The cultural challenge is that evaluation slows the fantasy down. It turns 'AI can do this' into 'AI can do this under these conditions, with these sources, at this quality threshold, except for these cases.' That sentence is less exciting and far more useful. It is the difference between a demo and a product.
Taste is not a replacement for metrics. It is the source material for better metrics. The teams that build durable AI systems will be the ones that turn expert judgment into examples, examples into tests, tests into product changes, and product changes into safer work. The leaderboard may help pick the engine. Taste keeps the vehicle on the road.
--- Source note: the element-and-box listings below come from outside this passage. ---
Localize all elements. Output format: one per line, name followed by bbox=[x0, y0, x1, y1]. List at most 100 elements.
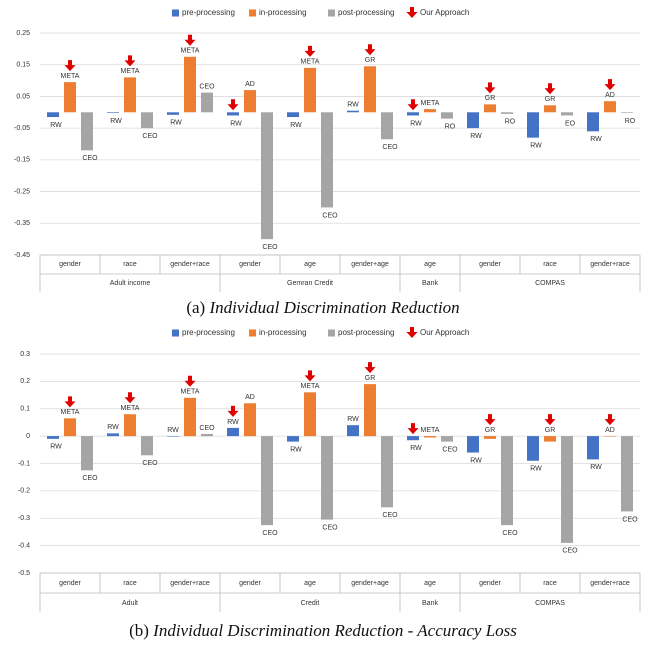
method-label: RW bbox=[110, 118, 122, 125]
legend-label: post-processing bbox=[338, 328, 394, 337]
legend-label: Our Approach bbox=[420, 8, 469, 17]
method-label: CEO bbox=[382, 144, 398, 151]
method-label: RW bbox=[167, 427, 179, 434]
bar bbox=[424, 436, 436, 438]
bar bbox=[167, 112, 179, 115]
group-label: Gemran Credit bbox=[287, 280, 333, 287]
bar bbox=[141, 436, 153, 456]
bar bbox=[527, 112, 539, 138]
bar bbox=[364, 384, 376, 437]
bar bbox=[287, 112, 299, 118]
bar bbox=[501, 436, 513, 526]
legend-swatch bbox=[328, 329, 335, 337]
y-tick-label: 0.2 bbox=[20, 378, 30, 385]
legend-swatch bbox=[172, 329, 179, 337]
bar bbox=[544, 436, 556, 442]
method-label: EO bbox=[565, 120, 576, 127]
y-tick-label: -0.1 bbox=[18, 460, 30, 467]
method-label: RO bbox=[505, 119, 516, 126]
y-tick-label: -0.35 bbox=[14, 220, 30, 227]
method-label: CEO bbox=[262, 530, 278, 537]
method-label: RW bbox=[50, 122, 62, 129]
method-label: CEO bbox=[502, 530, 518, 537]
method-label: CEO bbox=[442, 446, 458, 453]
bar bbox=[304, 67, 316, 113]
method-label: META bbox=[121, 68, 140, 75]
bar bbox=[561, 112, 573, 116]
approach-arrow bbox=[304, 45, 316, 57]
approach-arrow bbox=[227, 405, 239, 417]
approach-arrow bbox=[604, 414, 616, 426]
y-tick-label: -0.45 bbox=[14, 252, 30, 259]
y-tick-label: 0.05 bbox=[16, 93, 30, 100]
group-label: COMPAS bbox=[535, 600, 565, 607]
method-label: META bbox=[61, 409, 80, 416]
legend-label: post-processing bbox=[338, 8, 394, 17]
bar bbox=[124, 414, 136, 437]
bar bbox=[81, 436, 93, 471]
legend-label: pre-processing bbox=[182, 328, 235, 337]
x-tick-label: gender+race bbox=[170, 580, 210, 587]
approach-arrow bbox=[227, 99, 239, 111]
method-label: CEO bbox=[142, 133, 158, 140]
approach-arrow bbox=[484, 82, 496, 94]
method-label: GR bbox=[365, 57, 376, 64]
bar bbox=[321, 112, 333, 208]
y-tick-label: 0.1 bbox=[20, 406, 30, 413]
x-tick-label: gender bbox=[239, 261, 261, 268]
bar bbox=[261, 112, 273, 240]
y-tick-label: 0.3 bbox=[20, 351, 30, 358]
method-label: RO bbox=[625, 118, 636, 125]
method-label: RW bbox=[410, 445, 422, 452]
bar bbox=[304, 392, 316, 437]
caption-text: Individual Discrimination Reduction - Ac… bbox=[152, 621, 517, 640]
bar bbox=[621, 436, 633, 512]
bar bbox=[227, 427, 239, 437]
legend-swatch bbox=[249, 9, 256, 17]
bar bbox=[124, 77, 136, 113]
bar bbox=[621, 112, 633, 113]
bar bbox=[407, 112, 419, 116]
y-tick-label: -0.05 bbox=[14, 125, 30, 132]
method-label: RW bbox=[347, 102, 359, 109]
y-tick-label: 0.15 bbox=[16, 62, 30, 69]
bar bbox=[167, 436, 179, 437]
approach-arrow bbox=[364, 362, 376, 374]
bar bbox=[587, 112, 599, 132]
method-label: RW bbox=[347, 416, 359, 423]
approach-arrow bbox=[407, 423, 419, 435]
method-label: RW bbox=[470, 457, 482, 464]
bar bbox=[347, 110, 359, 113]
legend-label: Our Approach bbox=[420, 328, 469, 337]
bar bbox=[381, 436, 393, 508]
bar bbox=[364, 66, 376, 113]
bar bbox=[441, 436, 453, 442]
approach-arrow bbox=[364, 44, 376, 56]
x-tick-label: age bbox=[424, 580, 436, 587]
approach-arrow bbox=[64, 60, 76, 72]
bar bbox=[604, 101, 616, 113]
bar bbox=[244, 90, 256, 113]
x-tick-label: gender+race bbox=[170, 261, 210, 268]
legend-label: in-processing bbox=[259, 328, 307, 337]
x-tick-label: age bbox=[304, 261, 316, 268]
y-tick-label: -0.4 bbox=[18, 542, 30, 549]
method-label: RW bbox=[470, 133, 482, 140]
x-tick-label: gender bbox=[59, 261, 81, 268]
approach-arrow bbox=[544, 83, 556, 95]
bar bbox=[467, 436, 479, 453]
method-label: CEO bbox=[322, 524, 338, 531]
x-tick-label: age bbox=[424, 261, 436, 268]
method-label: RW bbox=[590, 464, 602, 471]
method-label: CEO bbox=[199, 83, 215, 90]
y-tick-label: -0.15 bbox=[14, 157, 30, 164]
bar bbox=[467, 112, 479, 129]
bar bbox=[484, 436, 496, 439]
approach-arrow bbox=[544, 414, 556, 426]
bar bbox=[424, 109, 436, 113]
group-label: Bank bbox=[422, 600, 438, 607]
bar bbox=[64, 418, 76, 437]
method-label: CEO bbox=[82, 155, 98, 162]
method-label: RW bbox=[227, 419, 239, 426]
x-tick-label: gender bbox=[239, 580, 261, 587]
Frequently asked questions
What is an AI evaluation?
An AI evaluation is a repeatable way to test whether a model or AI system performs well on the tasks that matter, including accuracy, usefulness, safety, citations, format, and policy behavior.
Are benchmark scores enough?
No. Benchmarks are useful for comparing general capability, but every serious AI product needs task-specific tests based on real user workflows and failure modes.
How many examples does an AI eval need?
Start with 30 to 100 strong examples if the workflow is narrow. Expand as failures appear. Quality and coverage matter more than a huge but shallow set.